Apologize for burning Qurans?

(Author’s note: The following is an unedited response of mine to an editorial recently published in my regional newspaper. Here’s a link to the edited version published in Newsday on 3/7/12 http://www.newsday.com/opinion/letters/letters-pulling-out-of-afghanistan-1.3583573 )

Dear Editor,

Your editorial in the Tuesday, February 28 issue of Newsday, titled “Afghanistan: Get out soon; Quran burning, killings of U.S. soldiers underscore hostilities between ‘allies,’” makes it sound as if we don’t have troops in 70 other countries, CIA in over 90 countries, and Diplomatic Security Service in over 200 countries, in our struggle against Islamist extremists.  Iraq and Afghanistan amount to the high ground in this struggle, much like Germany and Japan were the high ground in World War II.  Would you have us leave those places, too?

The fact is there are still many people out there who very much want to kill us.  Our ability to project power and influence through places like Afghanistan help keep us safe here in the U.S., just like staying in Germany helped protect us against the Soviet threat, and a presence in Japan helps us deter a Chinese threat.  Our presence in those two countries allowed them to rebuild, retool, and focus on social and infrastructure priorities, while we subsidized, and still do subsidize their defense.

There is now pressure from NATO to invade Syria to stop the now year-long bloodshed; the death toll of innocent victims approaches nearly twice that of all the American deaths associated with ten years of battle in Iraq.  Since Barack Hussein Obama insisted on an untimely withdrawal from neighboring Iraq to please a hungry election year electorate, we now have no adjacent physical military presence with which to directly influence the ongoing tragedy there, or with Iran.  Our troops in Afghanistan dwindling and scheduled for full withdrawal, have no hope of influencing actions in Iran, which threaten to worsen, and invites an Israeli pre-emptive strike.

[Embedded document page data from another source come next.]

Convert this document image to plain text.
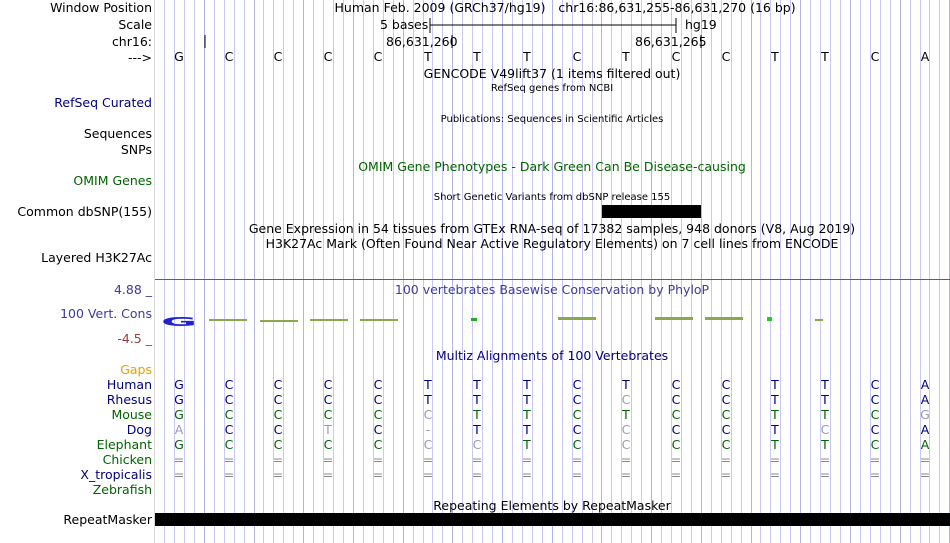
Window Position
Scale
chr16:
--->
RefSeq Curated
Sequences
SNPs
OMIM Genes
Common dbSNP(155)
Layered H3K27Ac
4.88 _
100 Vert. Cons
-4.5 _
Gaps
Human
Rhesus
Mouse
Dog
Elephant
Chicken
X_tropicalis
Zebrafish
RepeatMasker
Human Feb. 2009 (GRCh37/hg19) chr16:86,631,255-86,631,270 (16 bp)
5 bases	hg19
86,631,260	86,631,265
G	C	C	C	C	T	T	T	C	T	C	C	T	T	C	A
GENCODE V49lift37 (1 items filtered out)
RefSeq genes from NCBI
Publications: Sequences in Scientific Articles
OMIM Gene Phenotypes - Dark Green Can Be Disease-causing
Short Genetic Variants from dbSNP release 155
Gene Expression in 54 tissues from GTEx RNA-seq of 17382 samples, 948 donors (V8, Aug 2019)
H3K27Ac Mark (Often Found Near Active Regulatory Elements) on 7 cell lines from ENCODE
100 vertebrates Basewise Conservation by PhyloP
G
Multiz Alignments of 100 Vertebrates
G	C	C	C	C	T	T	T	C	T	C	C	T	T	C	A
G	C	C	C	C	T	T	T	C	C	C	C	T	T	C	A
G	C	C	C	C	C	T	T	C	T	C	C	T	T	C	G
A	C	C	T	C	-	T	T	C	C	C	C	T	C	C	A
G	C	C	C	C	C	C	T	C	C	C	C	T	T	C	A
=	=	=	=	=	=	=	=	=	=	=	=	=	=	=	=
=	=	=	=	=	=	=	=	=	=	=	=	=	=	=	=
Repeating Elements by RepeatMasker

As for the desecrated Quran burnings, you know, but did not put in your editorial, that detainees had written in the books, which is strictly forbidden in Muslim teachings and against camp rules.  Although it is permissible to burn a damaged Quran, it is not preferable, and would require “rubbing out” references to Allah, His Angels and His Messengers before burning.  The Qurans had been deemed classified material because of the detainee writings in them, and were probably therefore scheduled to be destroyed along with other classified documents.

While serving at the U.S. detention facility in Guantanamo Bay, Cuba in 2002, I received briefings on the Muslim faith, which included cursory information on the proper handling of the Quran, but they did not include how to properly dispose of one.  Such details would be left for the U.S. Navy Muslim Chaplain on duty there.  I doubt the soldiers tasked with disposing of the books had any clue what they were doing would upset anyone.

I agree that we should apologize for inadvertently desecrating the Quran, precisely when all Taliban and al Qaeda apologize for every single American and other innocent human being they have killed, from Marine CPL Stephen Crowley, a Long Island native, and U.S. Embassy Guard in Islamabad, Pakistan, the first American casualty in the Global War on Terror, killed on November 21, 1979, to the victims of 9/11/01, whose numbers keep growing from the hazards of the response and clean-up at the World Trade Center, to Daniel Pearl’s video taped beheading, to the execution of the two U.S. Army officers you mention in your editorial.  When they do that, we should apologize for the books, not before.

The reality is that al Qaeda and the Taliban and their ilk will never apologize for anything they do.  As the Barbary Pirates before them, they are set on death and destruction in order to influence weaker forces into their realm of influence.  The murderous Islamist extremist protestors in this case have seized the President’s premature and unwarranted apology as a weakness, and have exploited it with the help of a traitorous media.  In what sane world to we excuse the murder of innocent people because of the incineration of paper?  Sincere religious followers understand that the sins of an individual are atoned between that person and their God, not avenged through a murderous crowd or individual.

NOTE: I am a three times mobilized retired U.S. Army Reserve Major, who served in Cuba and Iraq, and am the author of “Saving Grace at Guantanamo Bay: A Memoir of a Citizen Warrior.”